O internamento em centro educativo é a medida máxima prevista pelo sistema tutelar educativo. Só se aplica a quem, entre os 12 e os 16 anos, tenha cometido um crime contra as pessoas a que corresponda uma pena máxima de prisão superior a três anos ou dois ou mais crimes a que corresponda uma pena máxima superior a três anos. “A lei é bastante rígida.

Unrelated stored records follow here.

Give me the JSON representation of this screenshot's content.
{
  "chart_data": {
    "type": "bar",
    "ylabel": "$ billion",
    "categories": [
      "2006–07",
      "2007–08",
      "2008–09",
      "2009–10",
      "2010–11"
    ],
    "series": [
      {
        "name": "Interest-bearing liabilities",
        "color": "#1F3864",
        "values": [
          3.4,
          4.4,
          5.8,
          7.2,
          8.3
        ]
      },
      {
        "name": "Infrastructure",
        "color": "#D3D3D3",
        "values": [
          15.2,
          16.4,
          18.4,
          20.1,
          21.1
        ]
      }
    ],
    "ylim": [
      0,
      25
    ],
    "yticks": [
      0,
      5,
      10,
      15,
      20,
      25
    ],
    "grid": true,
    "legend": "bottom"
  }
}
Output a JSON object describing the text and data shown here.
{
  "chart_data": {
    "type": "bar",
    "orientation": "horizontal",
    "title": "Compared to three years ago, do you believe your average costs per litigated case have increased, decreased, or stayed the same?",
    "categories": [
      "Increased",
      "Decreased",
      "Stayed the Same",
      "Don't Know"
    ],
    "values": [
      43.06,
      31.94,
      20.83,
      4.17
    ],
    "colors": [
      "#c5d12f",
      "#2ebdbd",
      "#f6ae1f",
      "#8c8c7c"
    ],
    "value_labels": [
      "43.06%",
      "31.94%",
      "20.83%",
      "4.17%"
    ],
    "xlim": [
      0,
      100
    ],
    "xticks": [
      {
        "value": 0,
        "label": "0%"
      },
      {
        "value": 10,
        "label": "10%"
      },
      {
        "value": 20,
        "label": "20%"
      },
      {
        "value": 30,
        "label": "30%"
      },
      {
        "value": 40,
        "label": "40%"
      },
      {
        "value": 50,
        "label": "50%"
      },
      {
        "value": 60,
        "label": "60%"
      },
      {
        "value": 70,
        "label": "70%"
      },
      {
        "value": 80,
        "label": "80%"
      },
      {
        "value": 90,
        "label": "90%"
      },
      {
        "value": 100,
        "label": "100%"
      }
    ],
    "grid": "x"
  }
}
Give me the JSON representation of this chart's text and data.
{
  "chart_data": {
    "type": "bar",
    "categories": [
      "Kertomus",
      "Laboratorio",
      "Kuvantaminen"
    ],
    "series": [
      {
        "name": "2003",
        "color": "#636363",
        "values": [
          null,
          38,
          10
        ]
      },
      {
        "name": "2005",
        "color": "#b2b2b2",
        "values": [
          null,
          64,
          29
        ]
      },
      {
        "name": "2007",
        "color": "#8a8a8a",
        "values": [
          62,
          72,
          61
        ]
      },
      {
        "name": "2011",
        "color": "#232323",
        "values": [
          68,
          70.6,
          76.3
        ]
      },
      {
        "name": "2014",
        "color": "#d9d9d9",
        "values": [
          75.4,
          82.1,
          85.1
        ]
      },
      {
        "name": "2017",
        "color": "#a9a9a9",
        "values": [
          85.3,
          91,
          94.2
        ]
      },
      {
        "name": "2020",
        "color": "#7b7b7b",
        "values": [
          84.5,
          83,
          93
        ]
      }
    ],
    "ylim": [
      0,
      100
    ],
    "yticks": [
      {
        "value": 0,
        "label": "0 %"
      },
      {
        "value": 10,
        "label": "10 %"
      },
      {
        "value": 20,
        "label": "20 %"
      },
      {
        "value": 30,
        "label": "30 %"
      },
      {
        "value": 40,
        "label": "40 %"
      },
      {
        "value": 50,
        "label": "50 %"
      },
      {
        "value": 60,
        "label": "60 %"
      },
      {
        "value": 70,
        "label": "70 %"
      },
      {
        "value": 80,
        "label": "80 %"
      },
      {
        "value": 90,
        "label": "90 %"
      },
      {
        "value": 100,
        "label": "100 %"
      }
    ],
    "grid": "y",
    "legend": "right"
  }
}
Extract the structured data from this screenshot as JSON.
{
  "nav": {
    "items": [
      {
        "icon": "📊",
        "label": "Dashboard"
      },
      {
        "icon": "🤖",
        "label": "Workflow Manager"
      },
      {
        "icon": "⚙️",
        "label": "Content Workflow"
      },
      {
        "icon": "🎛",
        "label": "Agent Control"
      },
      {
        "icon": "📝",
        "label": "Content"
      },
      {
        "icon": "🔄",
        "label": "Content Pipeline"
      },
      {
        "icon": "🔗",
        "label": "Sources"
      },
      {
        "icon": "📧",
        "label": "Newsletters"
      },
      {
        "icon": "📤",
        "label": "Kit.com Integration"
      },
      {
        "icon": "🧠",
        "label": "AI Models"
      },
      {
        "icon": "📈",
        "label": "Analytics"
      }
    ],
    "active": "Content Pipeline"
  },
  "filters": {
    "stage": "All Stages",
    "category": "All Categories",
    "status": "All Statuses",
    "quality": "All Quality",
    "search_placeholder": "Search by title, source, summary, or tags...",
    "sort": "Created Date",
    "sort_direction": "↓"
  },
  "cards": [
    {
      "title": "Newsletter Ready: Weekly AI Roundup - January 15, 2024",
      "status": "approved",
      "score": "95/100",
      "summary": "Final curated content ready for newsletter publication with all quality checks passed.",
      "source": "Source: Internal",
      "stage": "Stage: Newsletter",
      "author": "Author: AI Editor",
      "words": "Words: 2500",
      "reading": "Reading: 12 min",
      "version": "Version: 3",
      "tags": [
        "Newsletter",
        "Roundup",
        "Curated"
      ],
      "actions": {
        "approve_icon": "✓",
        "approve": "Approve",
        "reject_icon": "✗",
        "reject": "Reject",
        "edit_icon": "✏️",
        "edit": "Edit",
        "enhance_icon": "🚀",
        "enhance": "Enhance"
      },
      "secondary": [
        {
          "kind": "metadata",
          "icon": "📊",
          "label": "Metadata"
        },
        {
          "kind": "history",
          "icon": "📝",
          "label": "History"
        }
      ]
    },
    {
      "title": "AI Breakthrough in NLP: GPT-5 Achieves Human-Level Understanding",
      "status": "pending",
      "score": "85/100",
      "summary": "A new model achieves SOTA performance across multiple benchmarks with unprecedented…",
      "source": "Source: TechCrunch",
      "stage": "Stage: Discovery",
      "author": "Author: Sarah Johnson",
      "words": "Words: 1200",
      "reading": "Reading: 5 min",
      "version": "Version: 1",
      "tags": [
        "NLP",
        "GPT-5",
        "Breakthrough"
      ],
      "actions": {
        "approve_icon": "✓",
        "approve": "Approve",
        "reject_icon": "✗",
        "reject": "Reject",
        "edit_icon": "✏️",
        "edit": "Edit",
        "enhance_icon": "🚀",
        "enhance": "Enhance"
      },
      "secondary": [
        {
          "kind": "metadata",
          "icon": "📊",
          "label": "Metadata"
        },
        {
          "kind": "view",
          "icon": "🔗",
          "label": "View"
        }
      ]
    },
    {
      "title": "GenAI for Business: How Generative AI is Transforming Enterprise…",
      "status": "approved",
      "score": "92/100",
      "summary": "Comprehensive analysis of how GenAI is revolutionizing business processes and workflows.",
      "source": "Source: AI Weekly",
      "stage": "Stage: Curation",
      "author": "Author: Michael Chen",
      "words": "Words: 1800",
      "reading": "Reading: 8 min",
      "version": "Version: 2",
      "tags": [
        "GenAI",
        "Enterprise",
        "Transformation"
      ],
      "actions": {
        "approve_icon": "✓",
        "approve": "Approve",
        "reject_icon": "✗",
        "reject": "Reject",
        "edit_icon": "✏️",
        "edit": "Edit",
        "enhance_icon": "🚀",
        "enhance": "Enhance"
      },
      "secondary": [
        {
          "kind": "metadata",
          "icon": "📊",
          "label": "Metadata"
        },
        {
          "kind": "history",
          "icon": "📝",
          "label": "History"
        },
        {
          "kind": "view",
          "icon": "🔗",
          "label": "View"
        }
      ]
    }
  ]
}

Não permite, ao contrário do que as pessoas pensam, que o juiz tenha autonomia total para decidir. Há que questionar se não deveria haver aqui outra flexibilidade.”
A investigadora lembra que Portugal “é um dos poucos países que não têm um direito penal de menores – tem um sistema tutelar educativo, que pretende ser de responsabilização, de educação para os valores em sociedade, que tem como grande chapéu a protecção”. “Isso nem sequer está divulgado o suficiente”, critica. “Deparo-me muitas vezes com o desconhecimento de princípios básicos, mesmo entre profissionais desta área. Há jovens no sistema de protecção que aos 16 anos já estão com processos no sistema penal.” Seria assim se tivessem tido uma intervenção mais orientada para o direito? - questiona.
Quanto mais estuda mais se convence que está na hora de o país voltar a olhar para a legislação, repensar a fusão entre serviços de reinserção e serviços prisionais, reinvestir. “Não basta uma reorganização de recursos. É preciso olhar para a jurisdição de família e da criança, pensar se não deve ela mesma constituir uma prioridade.”